1. Field of the Invention
The invention relates generally to aircraft control and, more particularly, to an improved aircraft control interface.
2. Description of the Related Art
Since the days of the Wright brothers, aircraft pilots have been faced with two major tasks. First, the pilot must accurately determine and constantly be aware of the current aircraft status, including location, direction, speed, altitude, attitude, and the rate of change of all of the above. Second, the pilot must be able to quickly and accurately control the aircraft to bring about a change in the above parameters to achieve a desired status of aircraft. In the early days of aviation, the first task was achieved by pilot awareness of visual and tactile stimulation. That is, the pilot looked around to see where he was, felt the wind pressure, and kept aware of acceleration forces pressing his body into the seat and around the cockpit. The second task was achieved by manually operating a mechanical pulley and lever arrangement to bend and pivot the horizontal and vertical control surfaces of the aircraft.
Initial developments to make the pilot's job easier included the provision of a magnetic compass to provide an indication of direction and pneumatic and mechanical instruments including altimeters, turn-and-bank indicators, etc., to provide indications of aircraft altitude and attitude. Subsequent refinements of these early instruments provided more accurate indications of location and altitude through the use of instruments and flight parameter displays such as gyro-compasses and flight directors. Various types of radio signals provided even more accurate determination of the aircraft location through the use of devices such as automatic direction finders (ADF), distance measuring equipment (DME), VORTAC, LORAN, and inertial reference systems (IRS).
Increases in aircraft performance over the years also increased the pilot's workload. To deal with this workload increase, various types of automation were introduced into the cockpit. One device, known as an automatic pilot (autopilot or AP) relieves the pilot of the necessity to provide continuous hands-on input to the control stick or yoke. Another type of automation provided in modern cockpits is the automatic throttle (auto-throttle, or AT). The auto-throttle will maintain a preset aircraft speed by varying the power setting on the engines as the aircraft climbs or descends.
A further refinement in cockpit automation occurred with the introduction of the flight management system (FMS). The FMS, in reality a type of specialized computer, includes a database of pre-stored navigation landmarks known as waypoints. A waypoint may either coincide with an existing ground landmark, such as an airport, or may represent an imaginary point in the sky where two radio signals intersect.
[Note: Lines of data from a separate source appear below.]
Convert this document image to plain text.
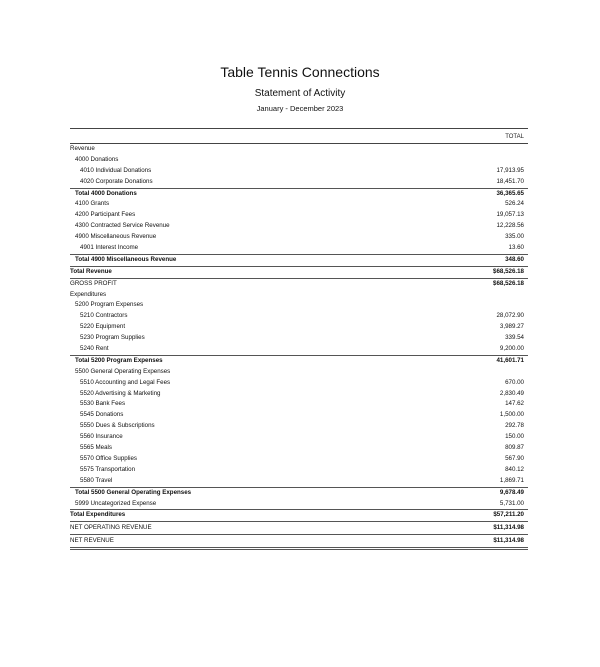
Table Tennis Connections
Statement of Activity
January - December 2023
TOTAL
Revenue
4000 Donations
4010 Individual Donations	17,913.95
4020 Corporate Donations	18,451.70
Total 4000 Donations	36,365.65
4100 Grants	526.24
4200 Participant Fees	19,057.13
4300 Contracted Service Revenue	12,228.56
4900 Miscellaneous Revenue	335.00
4901 Interest Income	13.60
Total 4900 Miscellaneous Revenue	348.60
Total Revenue	$68,526.18
GROSS PROFIT	$68,526.18
Expenditures
5200 Program Expenses
5210 Contractors	28,072.90
5220 Equipment	3,989.27
5230 Program Supplies	339.54
5240 Rent	9,200.00
Total 5200 Program Expenses	41,601.71
5500 General Operating Expenses
5510 Accounting and Legal Fees	670.00
5520 Advertising & Marketing	2,830.49
5530 Bank Fees	147.62
5545 Donations	1,500.00
5550 Dues & Subscriptions	292.78
5560 Insurance	150.00
5565 Meals	809.87
5570 Office Supplies	567.90
5575 Transportation	840.12
5580 Travel	1,869.71
Total 5500 General Operating Expenses	9,678.49
5999 Uncategorized Expense	5,731.00
Total Expenditures	$57,211.20
NET OPERATING REVENUE	$11,314.98
NET REVENUE	$11,314.98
The location of these waypoints in stored in the database. The pilot can enter a flight plan into the FMS by selecting a sequential series of waypoints through which the aircraft will travel.
Additional automation has been introduced into the cockpit through various types of automated systems and monitoring functions. Malfunctioning equipment or unsafe aircraft operating parameters will generate a variety of warning lights, audio signals, and even voice signals.
Although the present state of aircraft control systems has provided a vast improvement over the systems of previous eras, significant shortcomings still exist with respect to the goal of providing the safest possible aircraft operation. Many of these shortcomings relate to the vast proliferation of data which is supplied to the pilot and to the inefficient way in which this data is provided. For example, many cockpits have literally hundreds of warning lights scattered all over the cockpit. Furthermore, pilot input devices for specific functions are often dispersed in widely separated positions with insufficient thought given to pilot convenience. In addition, automated systems may provide increased convenience and efficiency in one area but increased pilot workload in another.
One method of coping with the vast amounts of information and procedures required to insure safety is the use of check lists. Each flight phase (power-up, take off, approach, landing, etc) has a set of required procedures which the pilot must methodically execute, either from a paper list or from a more elaborate format using computer stored lists. However, existing methods and apparatus for assisting a pilot with the multitude of check lists required by modern aircraft do not provide the necessary reliability with acceptable convenience.
In view of the above considerations, it is desirable to provide an improved flight information and control system which permit simplified check list management, reduced cost, reduced pilot workload, and improved safety.